The Blue Team of three chefs beat out the competition at the 2011 Iron Chef Food & Wine Expo held Thursday, June 30, at WindsorMeade of Williamsburg.
WindsorMeade of Williamsburg was the setting for the second annual Iron Chef competition sponsored by the Williamsburg Area Restaurant Association. This year’s event was held outside under a large tent on the grounds of the Windsor Meade senior living community. The evening combined a tasting of international wines, hors d’oeuvres and incredible cheeses.
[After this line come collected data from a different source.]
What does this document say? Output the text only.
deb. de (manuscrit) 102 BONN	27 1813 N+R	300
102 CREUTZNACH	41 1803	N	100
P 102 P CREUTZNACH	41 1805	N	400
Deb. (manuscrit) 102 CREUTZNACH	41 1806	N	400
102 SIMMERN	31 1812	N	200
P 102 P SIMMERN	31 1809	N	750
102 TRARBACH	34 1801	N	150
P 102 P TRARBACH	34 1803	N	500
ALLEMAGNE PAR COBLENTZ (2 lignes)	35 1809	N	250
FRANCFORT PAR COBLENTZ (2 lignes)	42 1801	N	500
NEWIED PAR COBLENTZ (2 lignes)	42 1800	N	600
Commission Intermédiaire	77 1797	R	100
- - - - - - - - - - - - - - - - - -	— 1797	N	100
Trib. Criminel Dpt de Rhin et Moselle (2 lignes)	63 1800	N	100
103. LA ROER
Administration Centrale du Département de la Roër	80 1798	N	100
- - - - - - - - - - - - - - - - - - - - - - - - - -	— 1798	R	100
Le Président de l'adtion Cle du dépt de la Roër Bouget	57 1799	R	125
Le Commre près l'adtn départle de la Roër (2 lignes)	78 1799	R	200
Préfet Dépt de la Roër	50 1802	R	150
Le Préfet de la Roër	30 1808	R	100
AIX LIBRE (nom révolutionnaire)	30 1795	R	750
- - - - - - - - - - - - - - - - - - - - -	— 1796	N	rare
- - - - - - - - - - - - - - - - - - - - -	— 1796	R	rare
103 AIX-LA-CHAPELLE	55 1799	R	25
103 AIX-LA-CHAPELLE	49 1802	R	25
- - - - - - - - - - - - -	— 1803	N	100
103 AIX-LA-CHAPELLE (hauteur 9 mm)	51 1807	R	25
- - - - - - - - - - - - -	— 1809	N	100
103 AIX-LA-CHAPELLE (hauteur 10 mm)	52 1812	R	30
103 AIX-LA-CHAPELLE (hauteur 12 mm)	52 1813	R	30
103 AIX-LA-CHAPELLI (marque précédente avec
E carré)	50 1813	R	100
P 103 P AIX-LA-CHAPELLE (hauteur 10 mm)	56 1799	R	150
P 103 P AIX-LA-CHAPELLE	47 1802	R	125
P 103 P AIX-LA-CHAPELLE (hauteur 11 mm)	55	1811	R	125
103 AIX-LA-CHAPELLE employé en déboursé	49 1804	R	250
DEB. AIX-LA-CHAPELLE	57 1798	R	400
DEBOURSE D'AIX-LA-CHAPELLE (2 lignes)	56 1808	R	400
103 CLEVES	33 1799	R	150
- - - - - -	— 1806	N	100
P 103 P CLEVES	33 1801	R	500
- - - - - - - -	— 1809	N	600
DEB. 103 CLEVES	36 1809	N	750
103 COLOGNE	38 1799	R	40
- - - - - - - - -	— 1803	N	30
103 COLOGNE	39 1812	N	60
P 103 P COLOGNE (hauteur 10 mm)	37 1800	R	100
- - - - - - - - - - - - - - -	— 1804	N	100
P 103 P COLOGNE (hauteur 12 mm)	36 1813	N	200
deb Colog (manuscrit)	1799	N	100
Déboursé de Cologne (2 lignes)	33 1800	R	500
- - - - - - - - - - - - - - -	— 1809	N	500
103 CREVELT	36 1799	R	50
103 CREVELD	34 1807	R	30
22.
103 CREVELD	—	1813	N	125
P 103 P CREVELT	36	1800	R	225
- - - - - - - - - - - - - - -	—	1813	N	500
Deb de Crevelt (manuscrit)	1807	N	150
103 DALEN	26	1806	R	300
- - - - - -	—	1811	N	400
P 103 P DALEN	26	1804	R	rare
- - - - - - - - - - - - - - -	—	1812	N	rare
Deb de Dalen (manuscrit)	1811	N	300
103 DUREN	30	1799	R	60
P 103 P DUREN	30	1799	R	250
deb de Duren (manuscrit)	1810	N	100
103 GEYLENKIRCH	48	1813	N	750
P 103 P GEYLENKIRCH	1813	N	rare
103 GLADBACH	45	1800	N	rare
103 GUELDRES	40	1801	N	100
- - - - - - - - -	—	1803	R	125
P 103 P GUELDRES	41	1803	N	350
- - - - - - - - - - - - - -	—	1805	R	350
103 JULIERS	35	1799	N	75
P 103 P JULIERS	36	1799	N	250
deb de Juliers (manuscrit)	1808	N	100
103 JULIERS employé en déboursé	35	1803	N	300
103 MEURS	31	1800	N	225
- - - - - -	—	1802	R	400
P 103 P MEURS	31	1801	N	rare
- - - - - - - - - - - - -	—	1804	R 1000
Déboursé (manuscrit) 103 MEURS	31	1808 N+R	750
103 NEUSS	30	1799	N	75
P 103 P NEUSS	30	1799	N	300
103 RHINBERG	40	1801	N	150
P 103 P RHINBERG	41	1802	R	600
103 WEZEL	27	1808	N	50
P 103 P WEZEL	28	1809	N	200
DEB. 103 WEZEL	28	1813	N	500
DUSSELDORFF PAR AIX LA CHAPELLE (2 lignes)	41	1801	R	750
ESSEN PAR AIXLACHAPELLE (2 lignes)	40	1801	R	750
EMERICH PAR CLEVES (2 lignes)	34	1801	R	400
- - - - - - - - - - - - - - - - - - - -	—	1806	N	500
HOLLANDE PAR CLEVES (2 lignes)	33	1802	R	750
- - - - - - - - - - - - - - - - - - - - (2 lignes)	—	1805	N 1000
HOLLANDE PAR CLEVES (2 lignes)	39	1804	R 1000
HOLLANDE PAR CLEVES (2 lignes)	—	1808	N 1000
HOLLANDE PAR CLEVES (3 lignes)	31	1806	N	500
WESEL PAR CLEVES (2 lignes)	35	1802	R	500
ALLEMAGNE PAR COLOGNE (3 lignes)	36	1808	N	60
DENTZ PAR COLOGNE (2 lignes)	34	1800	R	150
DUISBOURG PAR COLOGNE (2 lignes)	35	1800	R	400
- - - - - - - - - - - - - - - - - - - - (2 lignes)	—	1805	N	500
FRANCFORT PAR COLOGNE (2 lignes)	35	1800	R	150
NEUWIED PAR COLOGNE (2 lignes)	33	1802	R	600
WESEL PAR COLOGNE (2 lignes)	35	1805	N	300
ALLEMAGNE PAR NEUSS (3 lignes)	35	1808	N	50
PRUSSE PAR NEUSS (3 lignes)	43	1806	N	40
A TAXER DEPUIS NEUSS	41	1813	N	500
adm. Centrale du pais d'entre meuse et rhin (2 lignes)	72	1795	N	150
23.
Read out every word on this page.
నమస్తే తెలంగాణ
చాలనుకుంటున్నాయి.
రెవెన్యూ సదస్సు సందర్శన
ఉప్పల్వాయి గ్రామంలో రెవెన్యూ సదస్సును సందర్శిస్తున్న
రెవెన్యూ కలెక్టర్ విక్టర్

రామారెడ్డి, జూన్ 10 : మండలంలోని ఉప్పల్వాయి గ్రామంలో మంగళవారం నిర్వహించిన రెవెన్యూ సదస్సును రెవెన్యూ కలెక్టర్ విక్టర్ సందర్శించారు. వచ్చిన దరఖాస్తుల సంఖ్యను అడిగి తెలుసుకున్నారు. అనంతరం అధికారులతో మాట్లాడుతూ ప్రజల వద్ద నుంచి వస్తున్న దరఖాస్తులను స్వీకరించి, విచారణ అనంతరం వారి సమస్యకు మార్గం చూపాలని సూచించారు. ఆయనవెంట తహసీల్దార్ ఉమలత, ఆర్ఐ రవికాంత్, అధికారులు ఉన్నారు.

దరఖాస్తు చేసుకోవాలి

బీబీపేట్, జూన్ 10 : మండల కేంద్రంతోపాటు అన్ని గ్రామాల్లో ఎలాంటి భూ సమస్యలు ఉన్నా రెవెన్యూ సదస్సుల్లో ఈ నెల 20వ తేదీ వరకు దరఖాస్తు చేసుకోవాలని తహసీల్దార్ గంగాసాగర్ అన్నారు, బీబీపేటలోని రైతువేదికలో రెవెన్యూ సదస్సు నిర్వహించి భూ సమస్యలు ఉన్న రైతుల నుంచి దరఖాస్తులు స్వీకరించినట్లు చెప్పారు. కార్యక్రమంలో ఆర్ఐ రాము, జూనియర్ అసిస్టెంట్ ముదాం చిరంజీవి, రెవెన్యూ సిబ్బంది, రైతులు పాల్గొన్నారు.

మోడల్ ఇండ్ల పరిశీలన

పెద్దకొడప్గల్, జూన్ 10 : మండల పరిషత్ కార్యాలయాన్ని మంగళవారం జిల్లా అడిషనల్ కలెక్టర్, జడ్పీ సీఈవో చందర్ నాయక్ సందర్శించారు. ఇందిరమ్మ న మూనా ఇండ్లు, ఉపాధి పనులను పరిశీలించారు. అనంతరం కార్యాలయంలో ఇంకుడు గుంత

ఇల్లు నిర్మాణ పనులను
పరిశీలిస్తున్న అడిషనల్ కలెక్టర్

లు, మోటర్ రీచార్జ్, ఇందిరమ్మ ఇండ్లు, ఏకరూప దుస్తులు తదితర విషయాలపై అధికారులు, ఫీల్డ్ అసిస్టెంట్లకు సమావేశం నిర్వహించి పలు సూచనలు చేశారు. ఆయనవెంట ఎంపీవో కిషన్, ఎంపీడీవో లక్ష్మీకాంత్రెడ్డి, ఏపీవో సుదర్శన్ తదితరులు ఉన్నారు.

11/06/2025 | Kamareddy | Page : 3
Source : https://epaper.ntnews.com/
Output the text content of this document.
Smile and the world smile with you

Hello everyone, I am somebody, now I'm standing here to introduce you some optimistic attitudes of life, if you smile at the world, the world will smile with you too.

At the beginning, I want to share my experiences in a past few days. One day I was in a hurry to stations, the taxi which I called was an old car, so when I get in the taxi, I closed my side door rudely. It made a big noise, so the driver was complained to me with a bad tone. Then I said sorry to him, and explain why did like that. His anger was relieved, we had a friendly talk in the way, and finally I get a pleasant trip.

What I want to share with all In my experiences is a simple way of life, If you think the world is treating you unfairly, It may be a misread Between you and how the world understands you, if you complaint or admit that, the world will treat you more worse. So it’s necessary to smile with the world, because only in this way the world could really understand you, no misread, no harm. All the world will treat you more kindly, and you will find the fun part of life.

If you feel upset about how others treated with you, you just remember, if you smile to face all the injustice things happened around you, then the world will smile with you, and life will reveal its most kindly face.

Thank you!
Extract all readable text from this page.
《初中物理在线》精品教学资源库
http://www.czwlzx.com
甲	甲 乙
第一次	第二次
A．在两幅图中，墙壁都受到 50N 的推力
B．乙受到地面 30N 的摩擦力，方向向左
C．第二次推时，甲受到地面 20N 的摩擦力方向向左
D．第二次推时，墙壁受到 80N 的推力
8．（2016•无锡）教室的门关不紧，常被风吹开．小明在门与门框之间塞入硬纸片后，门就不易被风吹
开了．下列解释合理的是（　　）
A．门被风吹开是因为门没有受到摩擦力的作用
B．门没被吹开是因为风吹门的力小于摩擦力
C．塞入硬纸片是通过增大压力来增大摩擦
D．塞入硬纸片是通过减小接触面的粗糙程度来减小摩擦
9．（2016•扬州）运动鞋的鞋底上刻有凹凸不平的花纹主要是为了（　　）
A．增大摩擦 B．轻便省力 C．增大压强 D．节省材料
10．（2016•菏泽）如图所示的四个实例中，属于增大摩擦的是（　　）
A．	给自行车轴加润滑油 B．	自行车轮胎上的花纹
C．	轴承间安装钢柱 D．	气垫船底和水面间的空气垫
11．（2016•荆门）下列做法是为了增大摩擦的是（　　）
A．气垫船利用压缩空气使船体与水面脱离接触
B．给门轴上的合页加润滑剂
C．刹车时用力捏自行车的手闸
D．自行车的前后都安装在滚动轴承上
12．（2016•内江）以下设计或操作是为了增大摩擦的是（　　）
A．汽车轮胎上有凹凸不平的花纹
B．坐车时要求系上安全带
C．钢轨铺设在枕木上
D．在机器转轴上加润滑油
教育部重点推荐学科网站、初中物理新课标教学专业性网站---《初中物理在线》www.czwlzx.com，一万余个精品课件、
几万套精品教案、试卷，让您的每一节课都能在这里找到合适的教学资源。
The team — Cynthia Schuette of Riverwalk Restaurant, Randy Epps of Colonial Heritage and Jonathan Redcross of Windsor Meade — captured the judges’ attention with an appetizer of rockfish with succotash and an entrée of duck with sweet-potato risotto.
Each team was given a mystery basket of ingredients that included rockfish, beef, duck, red quinoa, okra and tomatoes, to name a few.
Competing against the blue team were the white team, made up of Gary Woolard of Season’s Restaurant, David McClure of Berret’s Seafood Restaurant and Tim Reardon of Great Wolf Lodge, and the red team, made up of James Anakalea from Kingsmill, Logan Paster of the Williamsburg Inn and Scott Hoyland of Blue Talon Bistro.
Before the competition began, guests enjoyed tastings of signature dishes from several restaurants. The lineup included a coffee-rubbed smoked beef brisket from Opus 9, coquilles St. Jacques from Le Yaca, profiteroles with brie and herbs from Kingsmill Resort and shellfish ceviche from Second Street.